Cuando escuchamos las palabras radiación, sustancia radiactiva o radioactividad, generalmente vienen a nuestra mente imágenes de las bombas atómicas y sus consecuencias. En el mejor de los casos, a veces también pensamos en los rayos X, en radiografías e incluso en Madame Curie, pero es poco probable que asociemos esas palabras con hechos y fenómenos naturales.
Sin embargo, la desintegración radiactiva o radioactividad forma parte de la naturaleza y, por ello, ha estado presente en la evolución de nuestro planeta y en el ciclo de la vida. Éste es un proceso en el que los átomos de algunos elementos -llamados elementos radiactivos- liberan energía através de partículas o mediante radiación electromagnética, provocando que se desintegren o se transformen en otros elementos. La radiación natural a la que estamos todos expuestos, proviene principalmente de tres fuentes:
De los isótopos radiactivos presentes en la corteza terrestre.

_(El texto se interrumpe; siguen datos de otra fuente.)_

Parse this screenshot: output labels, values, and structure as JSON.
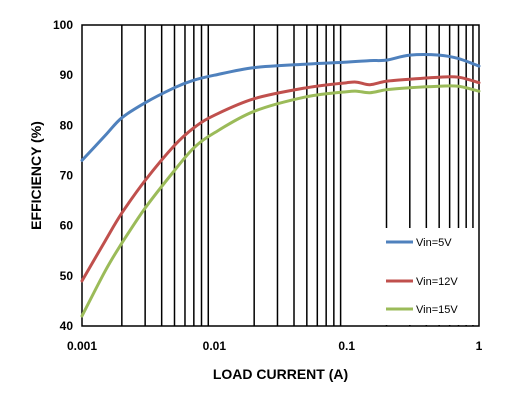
{
  "chart_data": {
    "type": "line",
    "title": "",
    "xlabel": "LOAD CURRENT (A)",
    "ylabel": "EFFICIENCY (%)",
    "x_scale": "log",
    "xlim": [
      0.001,
      1
    ],
    "ylim": [
      40,
      100
    ],
    "grid": "vertical",
    "legend_position": "bottom-right",
    "x_ticks": [
      "0.001",
      "0.01",
      "0.1",
      "1"
    ],
    "y_ticks": [
      "40",
      "50",
      "60",
      "70",
      "80",
      "90",
      "100"
    ],
    "series": [
      {
        "name": "Vin=5V",
        "color": "#4f81bd",
        "x": [
          0.001,
          0.0015,
          0.002,
          0.003,
          0.005,
          0.007,
          0.01,
          0.02,
          0.05,
          0.1,
          0.15,
          0.2,
          0.3,
          0.5,
          0.7,
          1
        ],
        "y": [
          73,
          78,
          81.5,
          84.5,
          87.5,
          89,
          90,
          91.5,
          92.2,
          92.6,
          92.9,
          93,
          94,
          94,
          93.3,
          91.8
        ]
      },
      {
        "name": "Vin=12V",
        "color": "#c0504d",
        "x": [
          0.001,
          0.0015,
          0.002,
          0.003,
          0.005,
          0.007,
          0.01,
          0.02,
          0.05,
          0.1,
          0.12,
          0.15,
          0.2,
          0.3,
          0.5,
          0.7,
          1
        ],
        "y": [
          49,
          57,
          62.5,
          69,
          76,
          79.5,
          82,
          85.3,
          87.5,
          88.5,
          88.6,
          88.1,
          88.8,
          89.2,
          89.6,
          89.6,
          88.5
        ]
      },
      {
        "name": "Vin=15V",
        "color": "#9bbb59",
        "x": [
          0.001,
          0.0015,
          0.002,
          0.003,
          0.005,
          0.007,
          0.01,
          0.02,
          0.05,
          0.1,
          0.12,
          0.15,
          0.2,
          0.3,
          0.5,
          0.7,
          1
        ],
        "y": [
          42,
          51,
          56.5,
          63.5,
          71,
          75.5,
          78.5,
          82.8,
          85.7,
          86.7,
          86.8,
          86.5,
          87.1,
          87.5,
          87.8,
          87.8,
          86.8
        ]
      }
    ]
  }
}
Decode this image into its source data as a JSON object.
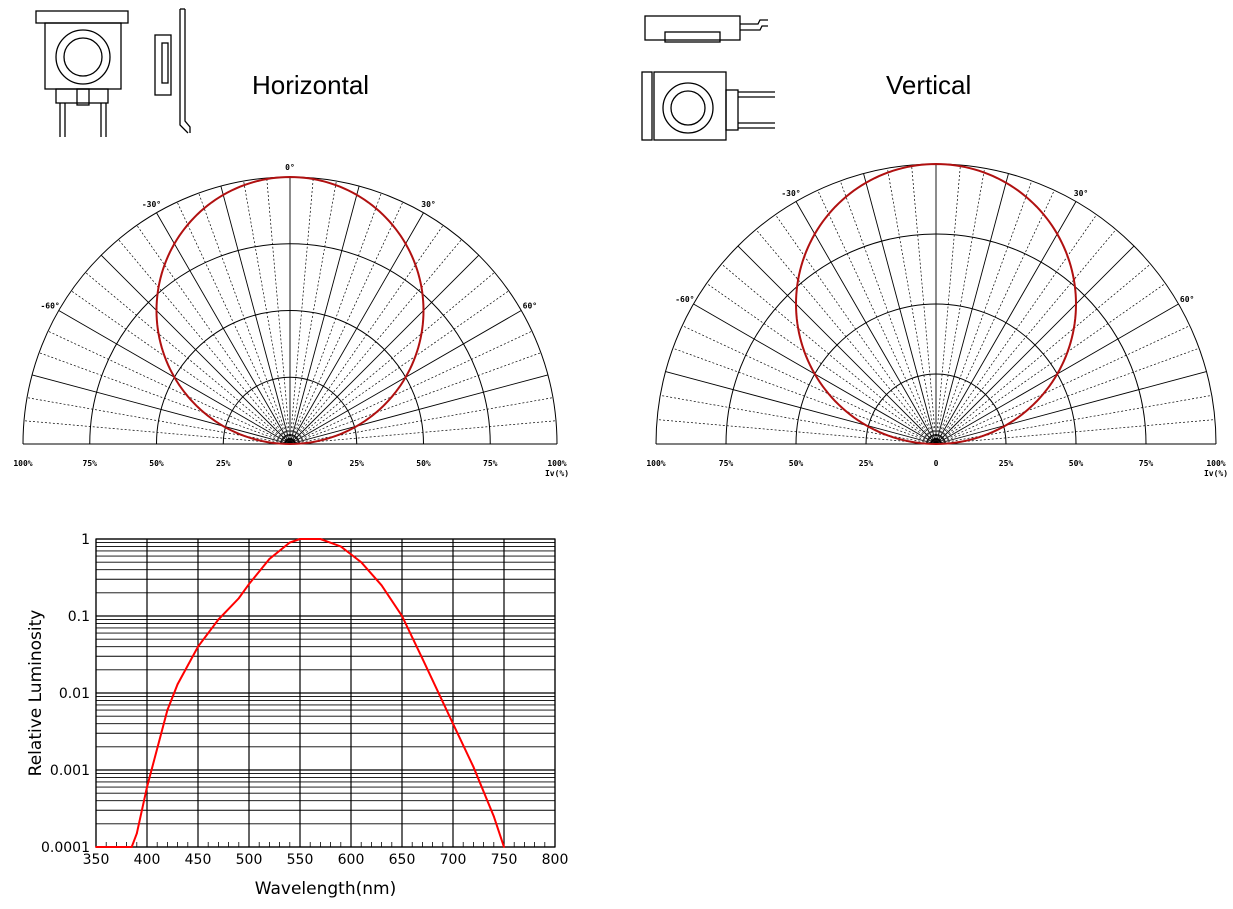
{
  "labels": {
    "horizontal": "Horizontal",
    "vertical": "Vertical"
  },
  "colors": {
    "curve": "#b01010",
    "spectrum": "#ff0000",
    "grid": "#000000"
  },
  "chart_data": [
    {
      "type": "polar",
      "title": "Horizontal",
      "angle_labels": [
        "0°",
        "-30°",
        "30°",
        "-60°",
        "60°"
      ],
      "radial_tick_labels": [
        "100%",
        "75%",
        "50%",
        "25%",
        "0",
        "25%",
        "50%",
        "75%",
        "100%"
      ],
      "unit_label": "Iv(%)",
      "angles_deg": [
        -90,
        -80,
        -70,
        -60,
        -50,
        -40,
        -30,
        -20,
        -10,
        0,
        10,
        20,
        30,
        40,
        50,
        60,
        70,
        80,
        90
      ],
      "intensity": [
        0,
        0.17,
        0.34,
        0.5,
        0.64,
        0.77,
        0.87,
        0.94,
        0.985,
        1.0,
        0.985,
        0.94,
        0.87,
        0.77,
        0.64,
        0.5,
        0.34,
        0.17,
        0
      ]
    },
    {
      "type": "polar",
      "title": "Vertical",
      "angle_labels": [
        "0°",
        "-30°",
        "30°",
        "-60°",
        "60°"
      ],
      "radial_tick_labels": [
        "100%",
        "75%",
        "50%",
        "25%",
        "0",
        "25%",
        "50%",
        "75%",
        "100%"
      ],
      "unit_label": "Iv(%)",
      "angles_deg": [
        -90,
        -80,
        -70,
        -60,
        -50,
        -40,
        -30,
        -20,
        -10,
        0,
        10,
        20,
        30,
        40,
        50,
        60,
        70,
        80,
        90
      ],
      "intensity": [
        0,
        0.17,
        0.34,
        0.5,
        0.64,
        0.77,
        0.87,
        0.94,
        0.985,
        1.0,
        0.985,
        0.94,
        0.87,
        0.77,
        0.64,
        0.5,
        0.34,
        0.17,
        0
      ]
    },
    {
      "type": "line",
      "xlabel": "Wavelength(nm)",
      "ylabel": "Relative Luminosity",
      "xlim": [
        350,
        800
      ],
      "ylim": [
        0.0001,
        1
      ],
      "yscale": "log",
      "x_ticks": [
        "350",
        "400",
        "450",
        "500",
        "550",
        "600",
        "650",
        "700",
        "750",
        "800"
      ],
      "y_ticks": [
        "0.0001",
        "0.001",
        "0.01",
        "0.1",
        "1"
      ],
      "x": [
        350,
        385,
        390,
        400,
        420,
        430,
        450,
        470,
        490,
        500,
        520,
        540,
        550,
        560,
        570,
        590,
        610,
        630,
        650,
        670,
        700,
        720,
        740,
        750
      ],
      "y": [
        0.0001,
        0.0001,
        0.00015,
        0.0006,
        0.006,
        0.013,
        0.04,
        0.09,
        0.17,
        0.26,
        0.55,
        0.9,
        1.0,
        1.0,
        1.0,
        0.8,
        0.5,
        0.25,
        0.1,
        0.028,
        0.004,
        0.0011,
        0.00025,
        0.0001
      ]
    }
  ]
}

Su incidencia en un lugar determinado, depende del tipo y cantidad de rocas que estén ahí.
De la radiación cósmica que procede del espacio exterior, misma que varía según la altitud sobre el nivel del mar.
De los isótopos radiactivos que forman parte de los seres vivos, entre ellos el carbono 14, cuya cantidad depende de la edad y de la dieta.

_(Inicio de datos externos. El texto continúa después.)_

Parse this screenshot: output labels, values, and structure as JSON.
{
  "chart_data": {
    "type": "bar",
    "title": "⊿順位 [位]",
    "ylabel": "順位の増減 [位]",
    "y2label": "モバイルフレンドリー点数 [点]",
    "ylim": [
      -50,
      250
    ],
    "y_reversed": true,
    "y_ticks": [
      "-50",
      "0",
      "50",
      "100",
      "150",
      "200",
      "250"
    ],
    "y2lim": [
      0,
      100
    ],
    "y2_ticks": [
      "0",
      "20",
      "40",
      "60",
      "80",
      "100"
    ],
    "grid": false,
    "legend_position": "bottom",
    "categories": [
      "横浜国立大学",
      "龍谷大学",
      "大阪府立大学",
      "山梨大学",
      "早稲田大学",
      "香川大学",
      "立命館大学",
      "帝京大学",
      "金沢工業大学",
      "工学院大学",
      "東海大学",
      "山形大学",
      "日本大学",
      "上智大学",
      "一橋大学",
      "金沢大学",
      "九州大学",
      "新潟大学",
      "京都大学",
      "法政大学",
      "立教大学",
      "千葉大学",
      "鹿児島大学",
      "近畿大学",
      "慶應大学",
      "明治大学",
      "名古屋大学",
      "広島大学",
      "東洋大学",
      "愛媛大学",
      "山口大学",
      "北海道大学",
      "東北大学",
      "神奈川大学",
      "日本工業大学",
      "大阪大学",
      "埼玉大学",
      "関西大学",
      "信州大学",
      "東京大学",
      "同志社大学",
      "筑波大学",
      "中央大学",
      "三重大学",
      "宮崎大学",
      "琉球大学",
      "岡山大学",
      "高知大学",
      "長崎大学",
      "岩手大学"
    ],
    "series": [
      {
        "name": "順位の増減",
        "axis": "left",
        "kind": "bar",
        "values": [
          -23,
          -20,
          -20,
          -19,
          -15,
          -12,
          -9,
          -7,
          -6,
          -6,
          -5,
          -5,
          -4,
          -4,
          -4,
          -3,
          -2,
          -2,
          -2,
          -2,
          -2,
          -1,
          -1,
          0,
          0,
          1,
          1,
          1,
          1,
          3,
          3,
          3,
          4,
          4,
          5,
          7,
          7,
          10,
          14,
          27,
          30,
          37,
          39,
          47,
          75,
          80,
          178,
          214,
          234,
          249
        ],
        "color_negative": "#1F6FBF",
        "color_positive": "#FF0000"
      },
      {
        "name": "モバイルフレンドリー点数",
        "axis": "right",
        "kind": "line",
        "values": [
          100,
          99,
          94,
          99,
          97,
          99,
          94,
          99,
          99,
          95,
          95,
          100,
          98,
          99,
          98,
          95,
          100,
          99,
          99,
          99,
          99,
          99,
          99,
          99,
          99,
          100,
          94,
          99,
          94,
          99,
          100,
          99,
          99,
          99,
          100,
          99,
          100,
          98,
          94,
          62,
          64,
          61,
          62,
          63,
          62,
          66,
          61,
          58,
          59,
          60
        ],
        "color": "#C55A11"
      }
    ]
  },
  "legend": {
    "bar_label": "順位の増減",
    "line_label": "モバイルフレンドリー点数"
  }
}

Por su parte, el ser humano ha producido una cuarta fuente de radioactividad, inducida o artificial, al descubrir y estudiar las propiedades radiactivas de algunos elementos químicos. Ésta la ha utilizado a su favor en numerosos y diversos ámbitos, resaltando de manera destacada las aplicaciones en el campo de la medicina, ya sea para emitir diagnósticos o bien en el tratamiento de diversas enfermedades. Sin embargo, desgraciadamente, también la ha incorporado a sus recursos bélicos.
Los átomos que constituyen a los elementos químicos tienen un núcleo en el que se encuentran los protones de carga positiva y los neutrones sin carga eléctrica. Alrededor del núcleo giran los electrones cuya carga es negativa. Cada elemento químico tiene propiedades que lo distinguen de los demás dependiendo de su estructura interna, es decir, dependiendo del número de partículas con carga eléctrica de sus átomos y de la forma en que los electrones están distribuidos en los diversos niveles u órbitas.